2. The deliberate, methodical disintegration of Greece under the pummeling of its "friends" is helping to congeal the impression that "united" Europe is now acting to the detriment of Greece with obvious and undeniable intent. the Troika Einsatzgruppe acts like a true occupation and liquidation command; questions about its legitimacy and, more importantly, about its direct intervention into the running of the state raise questions of acts of aggression camouflaged as "technical help." This is the best avenue of pushing the radicalization of Greek society to the next level and sowing the seeds of a violent outburst that will aim equally at Greek and foreign perceived culprits.
3. Unemployment and homelessness, the former a "controlled" problem in the past and the latter non-existent, are spreading like wildfires. Few from the outside truly appreciate the immediate social implications of these twin calamities. Unemployment and homelessness are both arrows aimed at the very heart of Greek democracy that has been ailing for years -- and now it is disintegrating faster than what even pessimists thought possible.
4. The public sector, never the home of operational smoothness, is falling apart at the seams. Stories of internal administrative fights over constantly shrinking funds have swelled. Entire departments are either idle or putting up a charade of being "busy." The trickle effect is in full bloom. Hospitals curtail emergency care and outpatient clinics. Schools close. Welfare organizations will be soon "merged" and then put out of their misery as part of yet another "streamlining" operation demanded by the lenders. The innumerable sections detailed to offer "help to citizens" in the jungle of Greek bureaucracy are simply falling by the wayside -- who's going to care to "help citizens" when his salary has been cut by 40-50%, his pension is in immediate risk, and the traditional separation bonus from the service has deteriorated from thousands of euro to a mere handful?

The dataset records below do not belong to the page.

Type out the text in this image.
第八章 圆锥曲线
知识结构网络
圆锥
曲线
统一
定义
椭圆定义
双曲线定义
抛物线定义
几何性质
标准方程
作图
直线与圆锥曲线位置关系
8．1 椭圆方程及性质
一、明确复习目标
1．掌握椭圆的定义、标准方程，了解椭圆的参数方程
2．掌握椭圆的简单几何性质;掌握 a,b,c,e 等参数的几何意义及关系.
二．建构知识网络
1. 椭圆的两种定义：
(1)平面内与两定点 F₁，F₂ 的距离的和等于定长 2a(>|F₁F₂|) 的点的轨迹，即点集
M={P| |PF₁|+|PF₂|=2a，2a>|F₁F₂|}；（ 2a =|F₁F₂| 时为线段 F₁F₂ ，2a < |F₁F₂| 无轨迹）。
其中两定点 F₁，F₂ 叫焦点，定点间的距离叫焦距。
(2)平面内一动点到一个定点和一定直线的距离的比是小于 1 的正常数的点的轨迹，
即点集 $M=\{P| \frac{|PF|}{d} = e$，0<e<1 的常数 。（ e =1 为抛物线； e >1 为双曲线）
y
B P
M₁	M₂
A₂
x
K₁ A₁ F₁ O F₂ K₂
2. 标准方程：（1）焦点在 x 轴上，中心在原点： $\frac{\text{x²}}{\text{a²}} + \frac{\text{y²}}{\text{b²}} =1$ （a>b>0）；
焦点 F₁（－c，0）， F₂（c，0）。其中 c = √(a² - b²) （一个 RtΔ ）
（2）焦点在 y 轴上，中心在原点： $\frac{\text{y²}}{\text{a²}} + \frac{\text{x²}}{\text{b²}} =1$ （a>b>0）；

5. Suicide rates are burgeoning. This is an indicator that can be ignored to the grief of any society. Almost daily news broadcasts and newspapers speak of another young businessman hanging himself over taxes and debts, another elderly pensioner shooting himself in the head to avoid all-consuming immiseration courtesy of the Troika Eisnsatzgruppe, and another couple of "jumpers" either jumping or being saved at the last moment. This deluge of self killing has triggered feelings of desperation and revenge against those who are perceived as the engineers of the present collapse, i.e. the political class and its cronies.
6. Athens has been burned several times since the near insurrection of December 2009, when a conservative government stood by idle and allowed roving bands of arsonists, looters, and street thugs to literally possess the downtown section. The possibility of an even worse outburst is increasing by the day -- but this time around there may be counteraction from extreme rightist bands whose members do not hesitate to crack skulls or cause even worse.
Greece is thus amassing fast all the characteristics that would be normally thought as underpinning a "failed state" -- economic collapse, social unrest, institutional breakdown, government impasse, political incapacitation, and no option of discovering a deus ex machina to assume control. And with the lenders not expected to abandon their ruinous, genocidal attack against the country, the chances of a peaceful solution of the crisis are steadily growing distant.
The future historian of the collapse of the European experiment will no doubt pore over Greece in an effort to establish the firm timeline of the "end game." By then, of course, it will too late for the Greeks, now increasingly looking destined to live through yet another national catastrophe that could cause irreparable damage to this outpost of Europe.